You are correct that these people are very charming and attract many friends. Once someone figures them out however – all hell breaks loose.

millastrellas's avatar

@ augustian, thanks for the feedback. The thing is, he has told me he realizes he has issues and how it isn’t ‘normal’ (if you may) , but of course what hurt more was him saying he didnt know if he would ever change. And thinking about it, he is the same person I met and I feel so selfish trying to change him, so I decided to just accept it and pray for the best.

cookieman's avatar

@millastrellas: I never give direct relationship advice but…
run for your life!

millastrellas's avatar

sigh
thank you for the advice, cprevite.

judochop's avatar

Milla: all you can do is pray for the best. Sounds like he may be a little self destructive and you can’t put yourself in the middle of that.

millastrellas's avatar

Thanks Judochop. ah, I hate when I feel I start feeling sorry for myself! It’s so lame. But I do appreciate your all’s advice, and I am going to try and do as much as I can to make it work. I hope it is not something I later regret.

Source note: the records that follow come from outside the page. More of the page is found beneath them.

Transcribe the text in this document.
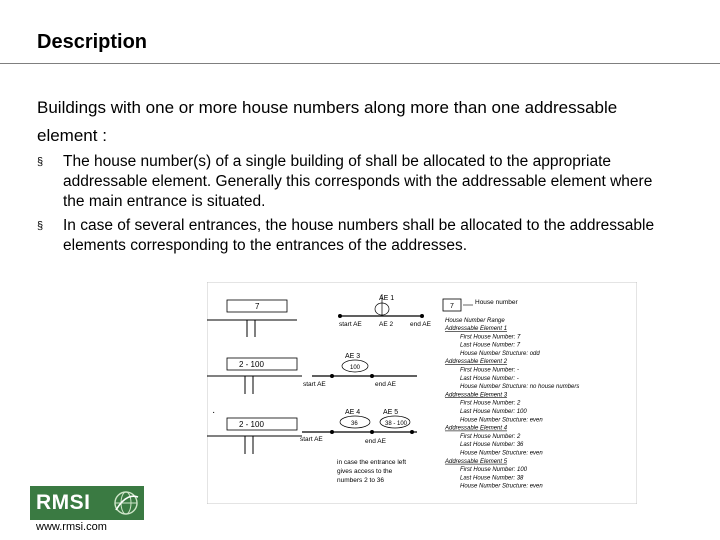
Description
Buildings with one or more house numbers along more than one addressable element :
§ The house number(s) of a single building of shall be allocated to the appropriate addressable element. Generally this corresponds with the addressable element where the main entrance is situated.
§ In case of several entrances, the house numbers shall be allocated to the addressable elements corresponding to the entrances of the addresses.
7
AE 1
start AE	AE 2	end AE
2 - 100
AE 3
100
start AE	end AE
2 - 100
AE 4	AE 5
36	38 - 100
start AE	end AE
in case the entrance left
gives access to the
numbers 2 to 36
7
House number
House Number Range
Addressable Element 1
First House Number: 7
Last House Number: 7
House Number Structure: odd
Addressable Element 2
First House Number: -
Last House Number: -
House Number Structure: no house numbers
Addressable Element 3
First House Number: 2
Last House Number: 100
House Number Structure: even
Addressable Element 4
First House Number: 2
Last House Number: 36
House Number Structure: even
Addressable Element 5
First House Number: 100
Last House Number: 38
House Number Structure: even
·
RMSI
www.rmsi.com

I am trying to be positive! :) Does anyone have a successful relationship here with someone who is narcissistic?

Anyone?

figbash's avatar

@milla: There are a lot of resources on the web such as this as well as tons of other sites and online support communities. Just look up narcissistic personality disorder and I think you’ll see some traits you recognize. The prospects for making it work look a little bleak, but at least it will validate some of your perspectives and you can learn some coping mechanisms. Unfortunately, they require the kinds of compromise I would never be able to stick it out for. Good luck to you : )

jonsblond's avatar

My husband’s friend/co-worker. Irritates the hell out of me.

tinyfaery's avatar

We are all a little narcissistic. True narcissists are rare; but unfortunately, assholes are everywhere.

millastrellas's avatar

thanks figbash. :)

tiffyandthewall's avatar

oh lorddd, by that definition, i most definitely do.

millastrellas's avatar

@Figbash, I just read over the Do’s and Dont’s of being with a narcissist, and boy, do I have a lot to deal with. Thanks again.

Sorceren's avatar

Yes, I do know some. I created a t-shirt for them:

“I could be smug, but I’m above all that.”

(C) 1996. Yes, really.

YCLYHO's avatar

just about every teenager i know is narcisstic :)

Silhouette's avatar

I know a few. I stay completely away from them. From the moment I realize they are narcissists, it’s about 10 seconds before I am completely finished with them. I detest selfishness and abuse of any type, so I am unwilling to engage with them. They can find their admiration elsewhere. They can blame me for being to stupid to recognize perfection when it’s standing before me. They can do what makes them feel good as long as they stay away from me.